InterviewAI: The AI-Powered Mock Interview Coach

About the Project

InterviewAI is an intelligent video-based platform that gives job-seekers personalized, actionable feedback on their interview skills—right from their desktop browser.

Inspired by the challenge of standing out in competitive job markets and the surge of remote interviewing, we set out to help users practice, analyze, and improve by leveraging the latest in AI. Our vision: democratize access to high-quality interview coaching, making elite feedback accessible to anyone, anytime.

Inspiration

The idea started with personal experience—many on our team struggled with confidence, pacing, and communication during virtual interviews. Traditional coaching was expensive, inaccessible, or lacked specific, actionable feedback.
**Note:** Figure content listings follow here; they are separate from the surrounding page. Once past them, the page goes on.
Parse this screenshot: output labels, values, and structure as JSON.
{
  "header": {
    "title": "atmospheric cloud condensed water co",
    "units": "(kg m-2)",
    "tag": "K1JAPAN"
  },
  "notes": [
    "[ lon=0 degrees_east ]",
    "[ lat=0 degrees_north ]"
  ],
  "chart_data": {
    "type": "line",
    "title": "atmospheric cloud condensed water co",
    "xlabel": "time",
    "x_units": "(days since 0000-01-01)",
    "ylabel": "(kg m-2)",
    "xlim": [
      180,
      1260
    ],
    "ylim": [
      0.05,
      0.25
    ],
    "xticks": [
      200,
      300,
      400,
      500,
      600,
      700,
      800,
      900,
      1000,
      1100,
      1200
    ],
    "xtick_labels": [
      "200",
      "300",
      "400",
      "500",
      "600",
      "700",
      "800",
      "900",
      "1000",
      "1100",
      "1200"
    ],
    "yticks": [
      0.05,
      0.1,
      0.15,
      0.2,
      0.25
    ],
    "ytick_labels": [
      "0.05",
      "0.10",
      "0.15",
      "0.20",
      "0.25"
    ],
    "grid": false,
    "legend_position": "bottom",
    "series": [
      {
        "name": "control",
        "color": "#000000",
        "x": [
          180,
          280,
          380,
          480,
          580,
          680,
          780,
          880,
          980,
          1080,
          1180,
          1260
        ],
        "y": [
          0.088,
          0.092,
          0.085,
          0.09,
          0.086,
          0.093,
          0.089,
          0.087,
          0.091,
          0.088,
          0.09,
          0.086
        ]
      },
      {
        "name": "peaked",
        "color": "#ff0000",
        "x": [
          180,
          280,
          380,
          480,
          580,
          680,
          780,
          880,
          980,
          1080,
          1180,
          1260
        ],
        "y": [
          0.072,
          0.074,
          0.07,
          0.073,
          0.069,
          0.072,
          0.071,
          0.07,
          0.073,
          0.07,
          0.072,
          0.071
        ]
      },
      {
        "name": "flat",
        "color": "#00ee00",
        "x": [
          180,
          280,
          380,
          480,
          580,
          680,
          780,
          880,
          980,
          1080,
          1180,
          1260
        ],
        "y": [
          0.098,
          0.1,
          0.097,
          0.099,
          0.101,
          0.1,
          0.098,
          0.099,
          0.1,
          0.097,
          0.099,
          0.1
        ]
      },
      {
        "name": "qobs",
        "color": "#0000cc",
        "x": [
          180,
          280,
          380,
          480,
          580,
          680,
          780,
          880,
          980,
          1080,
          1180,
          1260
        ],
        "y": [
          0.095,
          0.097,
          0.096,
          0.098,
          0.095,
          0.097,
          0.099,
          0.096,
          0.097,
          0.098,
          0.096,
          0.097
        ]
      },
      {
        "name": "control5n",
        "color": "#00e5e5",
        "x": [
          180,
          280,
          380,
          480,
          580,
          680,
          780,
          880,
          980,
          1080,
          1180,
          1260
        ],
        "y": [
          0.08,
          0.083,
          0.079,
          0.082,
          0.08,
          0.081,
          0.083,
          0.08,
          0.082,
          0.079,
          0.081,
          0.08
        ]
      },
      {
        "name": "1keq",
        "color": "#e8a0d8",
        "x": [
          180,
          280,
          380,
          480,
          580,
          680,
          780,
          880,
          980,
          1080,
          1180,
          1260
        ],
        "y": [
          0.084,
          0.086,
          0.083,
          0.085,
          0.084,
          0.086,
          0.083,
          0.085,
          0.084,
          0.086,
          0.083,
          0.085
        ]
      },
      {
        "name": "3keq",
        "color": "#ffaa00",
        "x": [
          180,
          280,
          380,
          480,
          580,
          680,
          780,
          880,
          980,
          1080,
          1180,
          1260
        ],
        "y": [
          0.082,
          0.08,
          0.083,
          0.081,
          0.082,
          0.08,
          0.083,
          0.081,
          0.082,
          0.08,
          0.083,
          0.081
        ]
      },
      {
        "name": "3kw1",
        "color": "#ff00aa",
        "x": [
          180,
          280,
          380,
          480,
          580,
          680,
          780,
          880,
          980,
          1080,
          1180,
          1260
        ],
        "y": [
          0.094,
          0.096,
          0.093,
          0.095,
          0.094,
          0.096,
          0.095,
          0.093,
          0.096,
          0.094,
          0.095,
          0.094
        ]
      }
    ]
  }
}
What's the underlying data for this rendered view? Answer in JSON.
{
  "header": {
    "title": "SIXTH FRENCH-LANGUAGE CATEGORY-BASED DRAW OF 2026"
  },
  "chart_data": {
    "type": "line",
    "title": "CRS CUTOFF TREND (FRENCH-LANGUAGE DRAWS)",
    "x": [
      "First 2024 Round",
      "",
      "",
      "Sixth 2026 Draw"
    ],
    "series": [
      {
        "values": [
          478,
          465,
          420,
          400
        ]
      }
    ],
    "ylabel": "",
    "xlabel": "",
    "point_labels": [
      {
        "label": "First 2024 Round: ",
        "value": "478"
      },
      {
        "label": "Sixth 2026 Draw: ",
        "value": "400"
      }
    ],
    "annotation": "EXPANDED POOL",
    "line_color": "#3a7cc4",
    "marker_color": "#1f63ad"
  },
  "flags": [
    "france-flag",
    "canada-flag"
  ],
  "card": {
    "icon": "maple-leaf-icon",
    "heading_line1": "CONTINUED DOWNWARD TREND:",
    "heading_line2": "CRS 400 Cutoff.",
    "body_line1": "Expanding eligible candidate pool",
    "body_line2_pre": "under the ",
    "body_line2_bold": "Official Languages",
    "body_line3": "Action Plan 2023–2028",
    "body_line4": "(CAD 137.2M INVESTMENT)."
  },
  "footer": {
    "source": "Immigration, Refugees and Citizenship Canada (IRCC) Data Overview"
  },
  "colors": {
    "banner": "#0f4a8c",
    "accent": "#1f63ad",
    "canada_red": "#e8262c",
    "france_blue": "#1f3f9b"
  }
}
We realized recent advances in AI could transform video, speech, and text analysis into a 24/7 personal coach that’s always available.

What We Learned

Speech and Video Analysis: Combining modern ASR (Automatic Speech Recognition), NLP (Natural Language Processing), and Computer Vision enabled us to deliver feedback on both what users said and how they said it.
LLM-Driven Insights: Leveraging Google Gemini provided richer, more holistic analysis—spotting confidence, structure, and emotion beyond simple metrics.
Full-Stack Engineering: Building a seamless user experience required tight integration across a React frontend, Node.js data/API glue, Python AI services, and robust deployment/devops pipelines.

How We Built It

Frontend: Developed with React (TypeScript), Vite, and Tailwind for a responsive, modern UI. Key features include video upload, interactive dashboards, and progress tracking.
Backend: Hybrid architecture:
- Python (FastAPI): Performs all AI/ML processing—speech-to-text (Deepgram), video frame analysis, NLP, and LLM integrations.
- Node.js (Express): Manages REST APIs, authentication, user management, and MongoDB.
AI Integrations: Google Gemini for advanced multimodal (text, speech, video) analysis; Deepgram for speech transcription; Vision and NLP modules for cues like filler words, body language, and tone.
Deployment: Dockerized microservices; Vercel for frontend, Render for backend APIs; CI/CD for rapid iteration.
Prompt Engineering: Custom prompt configs (.bolt/) to tune LLM outputs for clarity and transparency.

Challenges We Faced

Multimodal Integration: Coordinating real-time analysis across speech, text, and video was complex—especially aligning transcript timing to video frames for accurate feedback.
Efficient AI Utilization: Balancing responsiveness and cost, while making the most of external AI APIs.
Security & Privacy: Handling sensitive user uploads with secure storage, redaction, and data handling policies.
Usability: Translating raw AI outputs into simple, motivating feedback (and beautiful charts!) that users could act on.
Codebase Coordination: Merging Python, Node.js, and React teams and avoiding code duplication, especially during rapid prototyping.

What's Next

We’re excited to open InterviewAI to the public, helping candidates everywhere land their dream roles. Upcoming, we hope to add peer benchmarking, question banks for more targeted practice, and deeper explainability for all AI-generated feedback.